Goldregen (Gold Rain) | |
Type: | Studio Album |
Artist: | La! Neu? |
Cover: | Goldregen1998cover.jpeg |
Released: | 1998 |
Recorded: | 2–31 May 1998 |
Genre: | Krautrock, Ambient |
Label: | Captain Trip Records |
Producer: | Klaus Dinger |
Chronology: | Klaus Dinger |
Prev Title: | Cha Cha 2000 - Live in Tokyo |
Prev Year: | 1998 |
Next Title: | Year of the Tiger |
Next Year: | 1998 |
Goldregen (Gold Rain) is the third album released in 1998 by German band La! Neu?. Like the previous year's Zeeland, Goldregen takes the form of a series of spontaneous jams, quickly recorded and mastered. Unlike Zeeland, Goldregen is entirely acoustic, containing only piano, violin, harmonium, drums and vocals. Unlike most other albums released by Klaus Dinger it is quiet and meditative rather than aggressive or abrasive; its low key and low-fi values arguable align it with ambient music.
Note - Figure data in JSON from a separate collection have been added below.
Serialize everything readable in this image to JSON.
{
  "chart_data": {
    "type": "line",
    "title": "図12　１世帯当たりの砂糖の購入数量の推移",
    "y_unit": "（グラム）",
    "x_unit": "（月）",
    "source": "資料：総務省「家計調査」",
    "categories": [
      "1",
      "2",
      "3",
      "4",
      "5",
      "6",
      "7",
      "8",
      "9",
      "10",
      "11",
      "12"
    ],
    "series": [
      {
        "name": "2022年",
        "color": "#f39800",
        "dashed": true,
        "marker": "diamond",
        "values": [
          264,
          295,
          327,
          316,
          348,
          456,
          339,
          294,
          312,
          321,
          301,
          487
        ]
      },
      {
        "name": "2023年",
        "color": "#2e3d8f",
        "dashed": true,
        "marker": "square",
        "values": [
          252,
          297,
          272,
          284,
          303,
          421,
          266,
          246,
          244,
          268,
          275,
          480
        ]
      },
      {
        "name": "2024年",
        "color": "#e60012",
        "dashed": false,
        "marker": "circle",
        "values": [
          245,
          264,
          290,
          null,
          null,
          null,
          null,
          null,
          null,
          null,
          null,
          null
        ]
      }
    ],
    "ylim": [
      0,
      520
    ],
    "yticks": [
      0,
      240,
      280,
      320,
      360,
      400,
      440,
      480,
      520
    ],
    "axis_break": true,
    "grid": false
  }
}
The album title is a play on words. The cover painting depicts a laburnum plant, which in German is called goldregen. Klaus Dinger's grand piano was made by a company called "Goldregen".[1]
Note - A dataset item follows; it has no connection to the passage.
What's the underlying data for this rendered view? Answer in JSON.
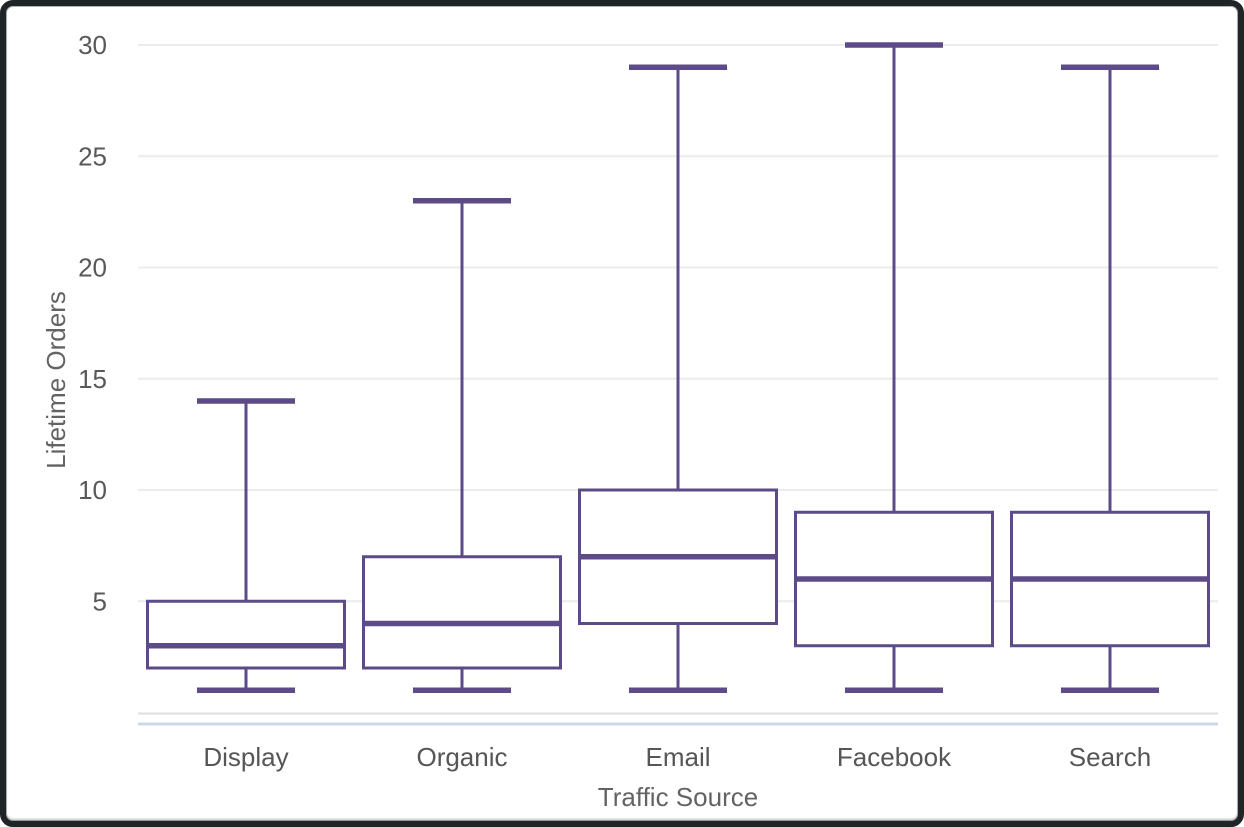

Recording began on 2 May 1998 at Klaus Dinger's studio in Düsseldorf, starting with the album's opener "Zeeland Wunderbar"; the only track to have been written before sessions began. It features Klaus Dinger's mother Renate on vocals and is a light-hearted, humorous track about life in Zeeland. On 27 May, Klaus and Victoria Wehrmeister convened in Dinger's Dutch studio to create three harmonium based tracks (which close the album), whilst Rembrandt Lensink and Thomas Dinger finalised "Zeeland Wunderbar" in Düsseldorf. Four days later the whole band met up in Düsseldorf to record tracks 2-9.
Goldregen was the first musical collaboration between the Dinger brothers since 1983; a product of their 1997 reunion following a long and bitter legal battle over the rights to La Düsseldorf. Klaus described Goldregen as a "family album".[2] Despite this he also expressed regret that Andreas Reihse had not been able to join the sessions (due to commitments with Kreidler).
Klaus cited his musical influences for the record as including John Cale's Music for a New Society, the "almost sacred atmosphere"[3] of that album being something he consciously tried to recreate on Goldregen.